Mes chers collègues, depuis 1945, nos régimes de retraites ont été réformés et adaptés pour tenir compte des réalités démographiques liées à l’allongement de l’espérance de vie : ce sont les réformes courageuses conduites par les gouvernements Balladur en 1993, Raffarin en 2003 et Fillon en 2007 puis 2010.

M. Pouria Amirshahi. Citez-les tous pour ne fâcher personne !

M. Bernard Accoyer. Elles ont permis de dégager 120 milliards d’euros de ressources supplémentaires pour assurer le financement des retraites. Ces réformes indispensables, une gauche dogmatique, après avoir renoncé à les mettre en œuvre, les a même toujours combattues avec force, en combinant obstruction parlementaire frontale…

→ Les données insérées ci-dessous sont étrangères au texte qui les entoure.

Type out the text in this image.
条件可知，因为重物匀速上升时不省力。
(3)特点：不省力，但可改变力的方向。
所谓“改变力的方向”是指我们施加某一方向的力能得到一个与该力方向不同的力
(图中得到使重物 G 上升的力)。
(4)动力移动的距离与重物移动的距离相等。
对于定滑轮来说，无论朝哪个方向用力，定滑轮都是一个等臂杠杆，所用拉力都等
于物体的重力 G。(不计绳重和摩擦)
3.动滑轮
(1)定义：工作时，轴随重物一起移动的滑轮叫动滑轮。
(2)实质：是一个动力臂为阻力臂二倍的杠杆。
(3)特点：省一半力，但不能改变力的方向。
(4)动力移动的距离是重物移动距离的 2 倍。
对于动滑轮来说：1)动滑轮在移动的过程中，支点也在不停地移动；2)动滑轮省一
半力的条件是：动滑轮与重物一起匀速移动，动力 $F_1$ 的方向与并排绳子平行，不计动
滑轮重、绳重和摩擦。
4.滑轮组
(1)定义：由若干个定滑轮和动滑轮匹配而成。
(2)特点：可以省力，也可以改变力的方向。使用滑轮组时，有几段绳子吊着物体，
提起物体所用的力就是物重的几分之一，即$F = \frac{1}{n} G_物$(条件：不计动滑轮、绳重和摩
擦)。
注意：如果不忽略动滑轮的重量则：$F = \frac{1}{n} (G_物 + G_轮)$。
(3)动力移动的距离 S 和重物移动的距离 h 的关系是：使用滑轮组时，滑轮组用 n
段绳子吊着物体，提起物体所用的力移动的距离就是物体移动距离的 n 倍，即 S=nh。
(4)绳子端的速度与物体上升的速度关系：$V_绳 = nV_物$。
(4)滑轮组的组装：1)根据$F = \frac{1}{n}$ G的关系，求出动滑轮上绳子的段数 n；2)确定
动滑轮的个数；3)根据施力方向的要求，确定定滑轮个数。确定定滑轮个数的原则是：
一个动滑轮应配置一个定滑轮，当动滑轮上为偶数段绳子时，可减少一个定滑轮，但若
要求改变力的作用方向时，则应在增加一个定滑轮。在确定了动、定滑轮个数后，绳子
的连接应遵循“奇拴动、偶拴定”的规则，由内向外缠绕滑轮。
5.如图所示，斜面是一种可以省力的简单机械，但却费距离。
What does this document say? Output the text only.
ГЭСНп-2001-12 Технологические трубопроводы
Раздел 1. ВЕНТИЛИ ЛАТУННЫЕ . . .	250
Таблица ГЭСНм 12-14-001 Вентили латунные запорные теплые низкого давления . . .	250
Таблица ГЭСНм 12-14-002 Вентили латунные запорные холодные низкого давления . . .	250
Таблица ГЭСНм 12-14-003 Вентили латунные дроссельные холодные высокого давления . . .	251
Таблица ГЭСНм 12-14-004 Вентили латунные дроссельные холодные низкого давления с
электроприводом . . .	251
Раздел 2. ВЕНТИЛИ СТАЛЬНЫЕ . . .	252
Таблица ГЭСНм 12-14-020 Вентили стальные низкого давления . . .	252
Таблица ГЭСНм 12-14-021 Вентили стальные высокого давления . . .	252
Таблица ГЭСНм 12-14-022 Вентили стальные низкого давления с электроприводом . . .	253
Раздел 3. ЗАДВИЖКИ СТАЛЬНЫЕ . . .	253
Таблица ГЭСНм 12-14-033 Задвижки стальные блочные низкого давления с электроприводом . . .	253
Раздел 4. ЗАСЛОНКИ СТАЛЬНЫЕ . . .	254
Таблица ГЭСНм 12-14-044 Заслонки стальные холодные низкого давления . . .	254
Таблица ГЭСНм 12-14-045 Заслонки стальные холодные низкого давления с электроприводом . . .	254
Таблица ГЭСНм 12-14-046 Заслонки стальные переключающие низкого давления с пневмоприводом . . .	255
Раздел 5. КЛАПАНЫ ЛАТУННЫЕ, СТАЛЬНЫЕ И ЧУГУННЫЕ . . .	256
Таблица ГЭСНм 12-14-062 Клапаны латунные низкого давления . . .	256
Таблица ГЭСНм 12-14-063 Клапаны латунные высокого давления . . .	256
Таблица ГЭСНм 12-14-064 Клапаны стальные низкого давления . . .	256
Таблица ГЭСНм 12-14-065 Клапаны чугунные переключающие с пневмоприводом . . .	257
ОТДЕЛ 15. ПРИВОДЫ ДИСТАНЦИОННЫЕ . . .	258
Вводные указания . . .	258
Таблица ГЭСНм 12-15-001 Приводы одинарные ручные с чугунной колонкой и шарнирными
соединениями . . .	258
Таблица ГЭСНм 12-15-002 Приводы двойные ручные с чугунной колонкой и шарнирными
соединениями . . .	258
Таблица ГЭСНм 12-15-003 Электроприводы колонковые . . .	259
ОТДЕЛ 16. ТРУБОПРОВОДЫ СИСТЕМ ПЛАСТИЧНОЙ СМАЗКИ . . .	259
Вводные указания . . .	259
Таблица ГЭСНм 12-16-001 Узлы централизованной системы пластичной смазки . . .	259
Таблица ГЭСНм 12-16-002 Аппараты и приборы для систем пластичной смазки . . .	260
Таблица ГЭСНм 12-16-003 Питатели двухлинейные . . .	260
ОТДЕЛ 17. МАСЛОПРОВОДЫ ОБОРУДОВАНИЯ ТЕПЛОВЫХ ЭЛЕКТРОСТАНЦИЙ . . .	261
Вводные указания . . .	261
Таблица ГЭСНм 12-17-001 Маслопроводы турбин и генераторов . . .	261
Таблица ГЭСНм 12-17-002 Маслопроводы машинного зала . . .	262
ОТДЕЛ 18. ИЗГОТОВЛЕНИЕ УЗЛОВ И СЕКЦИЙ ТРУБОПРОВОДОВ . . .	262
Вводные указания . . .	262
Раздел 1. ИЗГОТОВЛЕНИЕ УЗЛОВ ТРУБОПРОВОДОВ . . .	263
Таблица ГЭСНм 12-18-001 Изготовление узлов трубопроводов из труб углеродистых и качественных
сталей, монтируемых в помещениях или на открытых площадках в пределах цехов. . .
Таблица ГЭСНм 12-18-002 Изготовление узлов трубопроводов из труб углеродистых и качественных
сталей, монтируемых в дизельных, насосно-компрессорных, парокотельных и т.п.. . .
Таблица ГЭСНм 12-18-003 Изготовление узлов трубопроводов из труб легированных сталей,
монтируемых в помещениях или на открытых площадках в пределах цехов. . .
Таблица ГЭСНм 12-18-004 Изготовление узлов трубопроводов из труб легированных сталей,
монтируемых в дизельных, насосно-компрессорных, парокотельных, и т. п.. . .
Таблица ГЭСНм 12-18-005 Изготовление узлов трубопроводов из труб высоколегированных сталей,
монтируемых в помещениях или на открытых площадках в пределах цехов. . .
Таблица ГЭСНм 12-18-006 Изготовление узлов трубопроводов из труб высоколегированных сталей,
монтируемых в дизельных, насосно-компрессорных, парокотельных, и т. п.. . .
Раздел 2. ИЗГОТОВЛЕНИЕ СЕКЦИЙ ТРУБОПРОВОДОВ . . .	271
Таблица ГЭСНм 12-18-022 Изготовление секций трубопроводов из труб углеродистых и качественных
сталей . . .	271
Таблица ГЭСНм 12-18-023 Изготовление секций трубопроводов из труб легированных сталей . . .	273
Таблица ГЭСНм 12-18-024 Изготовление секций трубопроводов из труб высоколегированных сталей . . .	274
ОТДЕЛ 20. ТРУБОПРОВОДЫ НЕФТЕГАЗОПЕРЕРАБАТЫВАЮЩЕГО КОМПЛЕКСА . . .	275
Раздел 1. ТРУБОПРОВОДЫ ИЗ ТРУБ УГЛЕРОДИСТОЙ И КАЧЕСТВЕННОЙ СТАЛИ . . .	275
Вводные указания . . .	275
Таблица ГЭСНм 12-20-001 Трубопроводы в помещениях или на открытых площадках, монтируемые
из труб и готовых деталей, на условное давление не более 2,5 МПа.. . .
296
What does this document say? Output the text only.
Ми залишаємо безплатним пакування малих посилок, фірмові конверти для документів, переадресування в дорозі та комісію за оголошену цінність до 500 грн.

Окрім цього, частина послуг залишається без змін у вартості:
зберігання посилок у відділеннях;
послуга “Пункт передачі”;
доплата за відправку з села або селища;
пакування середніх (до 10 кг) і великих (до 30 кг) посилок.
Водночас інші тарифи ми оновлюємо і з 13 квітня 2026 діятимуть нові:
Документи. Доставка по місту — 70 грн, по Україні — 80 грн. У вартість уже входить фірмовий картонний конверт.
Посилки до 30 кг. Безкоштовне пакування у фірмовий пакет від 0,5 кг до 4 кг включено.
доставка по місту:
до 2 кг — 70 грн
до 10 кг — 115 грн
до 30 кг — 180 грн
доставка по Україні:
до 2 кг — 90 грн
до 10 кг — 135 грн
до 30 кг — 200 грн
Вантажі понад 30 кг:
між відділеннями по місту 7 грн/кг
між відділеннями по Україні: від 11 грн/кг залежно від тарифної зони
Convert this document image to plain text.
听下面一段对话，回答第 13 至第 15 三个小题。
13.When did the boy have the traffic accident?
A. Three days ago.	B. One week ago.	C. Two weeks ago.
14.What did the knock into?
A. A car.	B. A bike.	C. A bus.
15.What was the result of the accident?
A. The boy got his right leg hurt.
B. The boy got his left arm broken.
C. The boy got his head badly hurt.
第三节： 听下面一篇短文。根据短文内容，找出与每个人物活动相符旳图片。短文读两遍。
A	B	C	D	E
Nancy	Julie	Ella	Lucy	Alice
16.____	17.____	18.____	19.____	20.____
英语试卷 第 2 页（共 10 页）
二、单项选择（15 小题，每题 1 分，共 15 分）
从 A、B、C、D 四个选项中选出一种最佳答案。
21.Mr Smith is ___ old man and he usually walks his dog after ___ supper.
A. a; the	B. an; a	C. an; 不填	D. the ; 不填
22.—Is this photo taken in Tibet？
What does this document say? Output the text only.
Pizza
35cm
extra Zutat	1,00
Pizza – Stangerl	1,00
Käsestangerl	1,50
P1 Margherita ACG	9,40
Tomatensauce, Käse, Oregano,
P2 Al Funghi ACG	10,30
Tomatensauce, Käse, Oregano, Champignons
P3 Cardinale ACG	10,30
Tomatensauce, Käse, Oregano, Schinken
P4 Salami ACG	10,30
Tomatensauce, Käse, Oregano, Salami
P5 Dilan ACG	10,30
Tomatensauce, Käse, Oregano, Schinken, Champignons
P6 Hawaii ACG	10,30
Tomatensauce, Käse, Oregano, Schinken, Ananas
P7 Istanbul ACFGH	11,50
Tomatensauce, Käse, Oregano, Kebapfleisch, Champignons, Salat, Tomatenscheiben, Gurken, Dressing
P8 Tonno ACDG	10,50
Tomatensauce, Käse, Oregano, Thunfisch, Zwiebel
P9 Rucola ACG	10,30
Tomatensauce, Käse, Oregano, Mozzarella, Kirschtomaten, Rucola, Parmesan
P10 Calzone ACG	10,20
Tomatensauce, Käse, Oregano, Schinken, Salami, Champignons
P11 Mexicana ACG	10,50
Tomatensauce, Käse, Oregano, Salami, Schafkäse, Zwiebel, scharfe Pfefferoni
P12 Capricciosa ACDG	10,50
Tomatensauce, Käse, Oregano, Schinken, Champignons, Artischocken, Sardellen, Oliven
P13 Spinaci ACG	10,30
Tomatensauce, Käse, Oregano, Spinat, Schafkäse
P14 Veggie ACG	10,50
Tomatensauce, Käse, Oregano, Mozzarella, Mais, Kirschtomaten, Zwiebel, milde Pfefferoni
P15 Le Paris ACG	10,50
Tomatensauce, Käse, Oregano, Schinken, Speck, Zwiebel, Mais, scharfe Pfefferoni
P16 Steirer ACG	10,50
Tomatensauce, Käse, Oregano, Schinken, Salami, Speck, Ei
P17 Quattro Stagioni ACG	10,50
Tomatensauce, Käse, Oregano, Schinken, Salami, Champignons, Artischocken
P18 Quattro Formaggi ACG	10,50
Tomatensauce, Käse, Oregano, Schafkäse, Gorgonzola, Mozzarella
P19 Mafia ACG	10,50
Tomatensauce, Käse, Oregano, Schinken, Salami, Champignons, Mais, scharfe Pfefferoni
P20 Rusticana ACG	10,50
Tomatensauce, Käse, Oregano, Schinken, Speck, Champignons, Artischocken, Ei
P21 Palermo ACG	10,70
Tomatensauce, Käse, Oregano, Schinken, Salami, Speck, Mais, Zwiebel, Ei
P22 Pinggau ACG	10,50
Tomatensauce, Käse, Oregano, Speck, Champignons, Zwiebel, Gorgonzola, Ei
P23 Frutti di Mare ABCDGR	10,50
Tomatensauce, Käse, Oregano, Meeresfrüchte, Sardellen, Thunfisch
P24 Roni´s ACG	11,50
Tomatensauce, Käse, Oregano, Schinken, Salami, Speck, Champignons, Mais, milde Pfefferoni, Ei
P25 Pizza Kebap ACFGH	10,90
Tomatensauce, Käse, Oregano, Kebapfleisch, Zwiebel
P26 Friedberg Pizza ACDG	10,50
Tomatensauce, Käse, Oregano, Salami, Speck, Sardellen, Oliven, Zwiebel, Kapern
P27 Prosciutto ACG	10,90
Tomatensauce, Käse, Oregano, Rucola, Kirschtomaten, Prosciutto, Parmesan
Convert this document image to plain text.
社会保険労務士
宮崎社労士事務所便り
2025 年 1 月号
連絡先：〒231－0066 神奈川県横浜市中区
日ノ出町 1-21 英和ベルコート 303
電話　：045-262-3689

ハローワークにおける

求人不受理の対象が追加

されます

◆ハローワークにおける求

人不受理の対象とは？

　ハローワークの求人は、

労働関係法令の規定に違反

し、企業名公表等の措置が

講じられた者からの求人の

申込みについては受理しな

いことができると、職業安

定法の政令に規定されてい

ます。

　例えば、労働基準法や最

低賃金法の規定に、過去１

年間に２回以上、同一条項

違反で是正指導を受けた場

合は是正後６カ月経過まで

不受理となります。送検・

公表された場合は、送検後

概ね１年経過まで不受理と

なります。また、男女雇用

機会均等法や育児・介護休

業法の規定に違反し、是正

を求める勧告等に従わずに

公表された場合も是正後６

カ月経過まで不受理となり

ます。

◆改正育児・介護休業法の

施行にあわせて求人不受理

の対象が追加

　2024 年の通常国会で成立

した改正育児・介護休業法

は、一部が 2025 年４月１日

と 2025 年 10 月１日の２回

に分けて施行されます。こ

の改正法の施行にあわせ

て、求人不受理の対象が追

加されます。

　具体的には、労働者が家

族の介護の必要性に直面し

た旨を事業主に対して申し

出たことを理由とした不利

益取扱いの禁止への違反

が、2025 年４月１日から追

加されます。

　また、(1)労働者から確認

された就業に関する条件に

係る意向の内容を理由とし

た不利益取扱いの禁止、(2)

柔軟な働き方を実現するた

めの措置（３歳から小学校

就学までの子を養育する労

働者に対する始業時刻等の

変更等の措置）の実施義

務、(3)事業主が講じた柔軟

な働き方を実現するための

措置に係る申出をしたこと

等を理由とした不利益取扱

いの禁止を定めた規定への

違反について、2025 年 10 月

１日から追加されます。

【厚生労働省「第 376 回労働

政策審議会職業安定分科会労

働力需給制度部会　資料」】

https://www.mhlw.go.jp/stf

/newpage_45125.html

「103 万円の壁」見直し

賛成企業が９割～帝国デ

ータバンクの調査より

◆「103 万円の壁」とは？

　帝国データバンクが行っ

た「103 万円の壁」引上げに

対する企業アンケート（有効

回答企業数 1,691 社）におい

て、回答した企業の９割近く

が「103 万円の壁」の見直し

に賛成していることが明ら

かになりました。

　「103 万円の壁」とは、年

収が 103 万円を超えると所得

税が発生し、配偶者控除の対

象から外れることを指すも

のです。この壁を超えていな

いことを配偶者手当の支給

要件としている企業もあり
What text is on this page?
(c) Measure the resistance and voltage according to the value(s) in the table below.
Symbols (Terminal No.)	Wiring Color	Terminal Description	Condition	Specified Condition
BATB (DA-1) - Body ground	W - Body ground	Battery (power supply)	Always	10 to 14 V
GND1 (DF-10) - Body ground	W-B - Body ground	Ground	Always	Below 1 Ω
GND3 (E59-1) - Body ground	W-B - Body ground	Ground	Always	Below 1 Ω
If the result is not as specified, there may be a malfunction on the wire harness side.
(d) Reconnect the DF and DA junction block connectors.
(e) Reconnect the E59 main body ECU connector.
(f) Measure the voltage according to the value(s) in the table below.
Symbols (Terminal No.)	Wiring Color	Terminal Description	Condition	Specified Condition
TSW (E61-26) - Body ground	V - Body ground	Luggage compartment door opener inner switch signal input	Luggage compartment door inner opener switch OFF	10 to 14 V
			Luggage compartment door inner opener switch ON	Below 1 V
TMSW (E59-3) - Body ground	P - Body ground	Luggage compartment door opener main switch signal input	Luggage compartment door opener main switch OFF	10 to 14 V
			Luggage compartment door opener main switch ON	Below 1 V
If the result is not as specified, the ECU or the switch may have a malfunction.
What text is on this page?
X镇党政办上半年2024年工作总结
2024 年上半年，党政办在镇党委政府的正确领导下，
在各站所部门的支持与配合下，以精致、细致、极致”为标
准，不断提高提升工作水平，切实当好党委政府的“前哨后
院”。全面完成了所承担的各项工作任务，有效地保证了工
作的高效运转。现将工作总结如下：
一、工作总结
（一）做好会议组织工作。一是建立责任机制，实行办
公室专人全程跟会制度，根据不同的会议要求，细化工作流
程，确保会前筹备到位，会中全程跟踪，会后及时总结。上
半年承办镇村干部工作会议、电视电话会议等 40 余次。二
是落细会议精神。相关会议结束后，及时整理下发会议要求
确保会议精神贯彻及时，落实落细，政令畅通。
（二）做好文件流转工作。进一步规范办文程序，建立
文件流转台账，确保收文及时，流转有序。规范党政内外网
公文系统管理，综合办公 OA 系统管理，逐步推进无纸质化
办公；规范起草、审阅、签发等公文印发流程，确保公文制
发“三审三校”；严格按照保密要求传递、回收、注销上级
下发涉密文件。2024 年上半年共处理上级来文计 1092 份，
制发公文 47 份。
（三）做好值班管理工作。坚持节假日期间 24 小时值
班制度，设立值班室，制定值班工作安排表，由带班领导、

M. Pascal Terrasse, rapporteur pour avis de la commission des finances, de l’économie générale et du contrôle budgétaire. Oh ! Très peu !

M. Bernard Accoyer. …et soutien appuyé aux manifestations de rue, à l’image du candidat François Hollande qui manifestait à Tulle, le 2 octobre 2010, au côté des syndicats, contre l’une de ces réformes qui ont pourtant sauvé notre régime de retraites par répartition.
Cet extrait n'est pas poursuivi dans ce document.